Thirty-second Sunday in Ordinary Time

Reading 11 KGS 17:10-16

Responsorial PsalmPS 146:7, 8-9, 9-10
R. (1b) Praise the Lord, my soul!

Reading HEB 9:24-28

Alleluia MT 5:3

R. Alleluia, alleluia.
Gospel MK 12:38-44

Homily—November 10 & 11, 2018—32nd Sunday in Ordinary Time           

            The first verses of 1 Kings introduce Elijah as the prophet who confronted King Ahab of Israel, a truly wicked monarch whose marriage to Jezebel led him to ever-greater apostasy and idolatry.  Elijah starts his career by letting Ahab know that because of his evil works, the country will see “neither dew nor rain” until Elijah calls for an end to the drought.  Not surprisingly, after he delivered the message, Elijah had to go into hiding.

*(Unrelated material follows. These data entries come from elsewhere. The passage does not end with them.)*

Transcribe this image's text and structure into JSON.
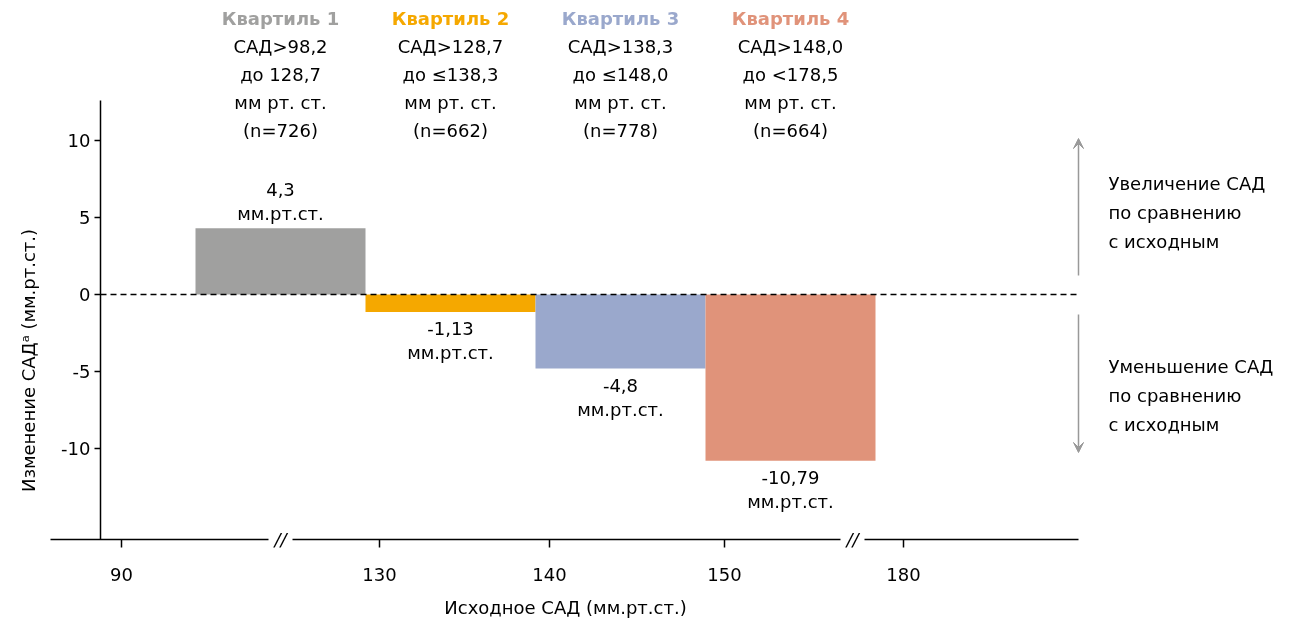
{
  "chart_data": {
    "type": "bar",
    "categories": [
      "Квартиль 1\nСАД>98,2\nдо 128,7\nмм рт. ст.\n(n=726)",
      "Квартиль 2\nСАД>128,7\nдо ≤138,3\nмм рт. ст.\n(n=662)",
      "Квартиль 3\nСАД>138,3\nдо ≤148,0\nмм рт. ст.\n(n=778)",
      "Квартиль 4\nСАД>148,0\nдо <178,5\nмм рт. ст.\n(n=664)"
    ],
    "colors": [
      "#a0a09f",
      "#f5a800",
      "#9aa8cc",
      "#e0937a"
    ],
    "values": [
      4.3,
      -1.13,
      -4.8,
      -10.79
    ],
    "value_labels": [
      "4,3\nмм.рт.ст.",
      "-1,13\nмм.рт.ст.",
      "-4,8\nмм.рт.ст.",
      "-10,79\nмм.рт.ст."
    ],
    "ylim": [
      -15.9,
      12.6
    ],
    "yticks": [
      -10,
      -5,
      0,
      5,
      10
    ],
    "xlabel": "Исходное САД (мм.рт.ст.)",
    "ylabel": "Изменение САДᵃ (мм.рт.ст.)",
    "ref_lines": [
      {
        "axis": "y",
        "value": 0,
        "line_style": "dashed",
        "color": "#000000"
      }
    ],
    "annotations": [
      "Увеличение САД\nпо сравнению\nс исходным",
      "Уменьшение САД\nпо сравнению\nс исходным",
      "//",
      "//",
      "90",
      "130",
      "140",
      "150",
      "180"
    ],
    "grid": false
  }
}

            He hid in a “wadi” which would be a deep ditch to us and it was safe until he ran out of water.  God sent him to a Phoenician widow to whom he asks for a small cupful of water and a bit of bread.   She explains that she was just preparing something for her son and herself and it would be their last meal before they would starve to death.  Elijah asked to be fed first and then she could prepare something for herself and her son.  He prophesies for the Lord, the God of Israel, that she would have flour and oil until the rains came again and it happened.  What a generous woman who was willing to share with this stranger.  They must have formed a real friendship of trust over the weeks and months that they were together.  The prophet Elijah learned trust and solidarity with the widow and her son.

            In the gospel Jesus is not happy with the scribes.   They wear the long robes and look for the places of honor.   They take what belongs to the widows by reciting lengthy prayers. 

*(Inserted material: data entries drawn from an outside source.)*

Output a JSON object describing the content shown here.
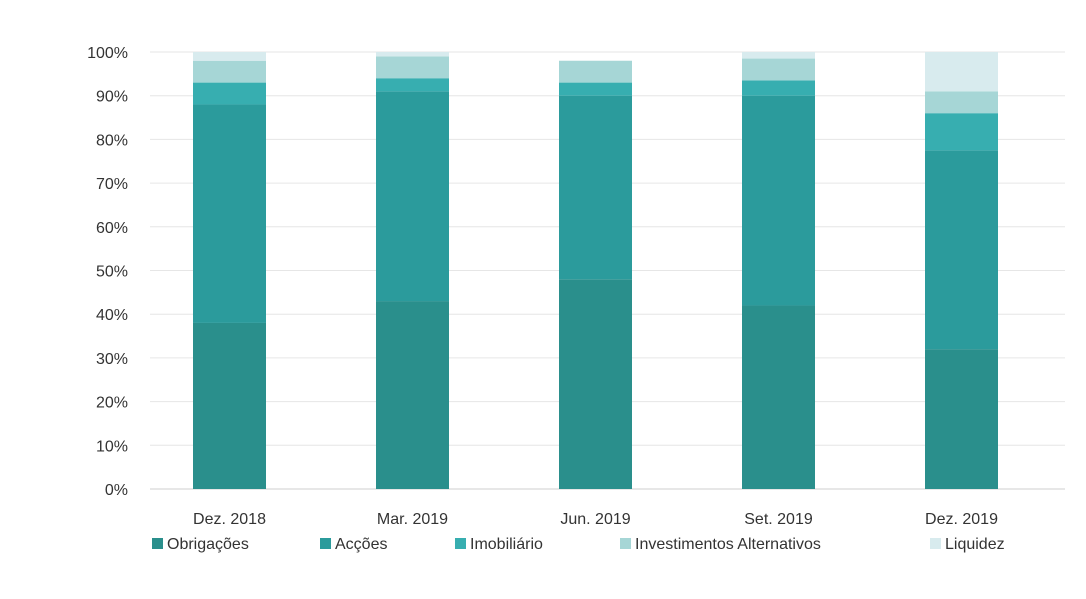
{
  "chart_data": {
    "type": "bar",
    "stacked": true,
    "categories": [
      "Dez. 2018",
      "Mar. 2019",
      "Jun. 2019",
      "Set. 2019",
      "Dez. 2019"
    ],
    "series": [
      {
        "name": "Obrigações",
        "color": "#2a8f8c",
        "values": [
          38,
          43,
          48,
          42,
          32
        ]
      },
      {
        "name": "Acções",
        "color": "#2b9b9c",
        "values": [
          50,
          48,
          42,
          48,
          45.5
        ]
      },
      {
        "name": "Imobiliário",
        "color": "#37aeb0",
        "values": [
          5,
          3,
          3,
          3.5,
          8.5
        ]
      },
      {
        "name": "Investimentos Alternativos",
        "color": "#a6d6d6",
        "values": [
          5,
          5,
          5,
          5,
          5
        ]
      },
      {
        "name": "Liquidez",
        "color": "#d8ebee",
        "values": [
          2,
          1,
          0,
          1.5,
          9
        ]
      }
    ],
    "yticks": [
      "0%",
      "10%",
      "20%",
      "30%",
      "40%",
      "50%",
      "60%",
      "70%",
      "80%",
      "90%",
      "100%"
    ],
    "ylim": [
      0,
      100
    ],
    "grid": true,
    "legend_position": "bottom"
  }
}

Jesus watches people come in and make their contributions in the temple.  He was very observant of some of the rich who made big contributions and then he noticed the poor widow and how much she gave.   Jesus pointed out to the disciples that she gave the most—she gave all that she had—everyone else gave from their surplus.  The scribes who grew rich teaching and observing the covenant had missed its call to radical dependence on God.  It was the poor widow who responded to this appeal.  She gave her last coins and entrusted her well-being to God.

I suspect that most of us give from our surplus.   I am one of those.   I strive to be generous with the blessings that God has provided for me.   People have been generous to me too.   I do want to thank you for cards and gifts on the occasion of my birthday last week.   Unfortunately I did not enjoy it as much as I wanted because of health issues but the antibiotics seem to be helping my sinuses to clear up.

Bishop Robert Barron wrote that “By an instinct born of aeons of evolution, we seek to hang on to what we have, to cling to our possessions, to defend our lives at all costs.  But in the spiritual order this instinct is counter-indicated, for in regard to the things of God, grasping leads, not to gain, but to loss.  Though he was in the form of God, Jesus did not deem equality with God something to be grasped at.  Rather, he emptied himself. . .(Phil 2:6-7a).

Therefore, if you want the divine life in you never to run out, don’t hang on to it.  Give it away?  And you will find it increasing in you thirty, sixty, and a hundredfold.”

            We are called to be the temple of God.   We are called to be holy.  In his recent Apostolic Exhortation, Gaudete et Exsultate, Pope Francis has this to say about the holiness of this temple of God:  “Do not be afraid of holiness.  It will take away none of your energy, vitality or joy.  On the contrary, you will become what the Father had in mind when he created you, and you will be faithful to your deepest self.  To depend on God sets us free from every form of enslavement and leads us to recognize our great dignity.”

            Jesus calls us to honor the dignity of the servant over the power of the rich, seek generous humility over the cynical celebrity, and embrace the generosity of the widow rather than the empty gestures of the scribe.

            I would like to leave you with an interesting question to ponder.  Who are the four people that you would like to have dinner with in heaven?  I thought my first choice would be my Mom and Dad and then maybe my godfather and godmother.   Maybe it could be Elijah and the widow or could I dare think it would be Jesus and Mary!   Something to make you think!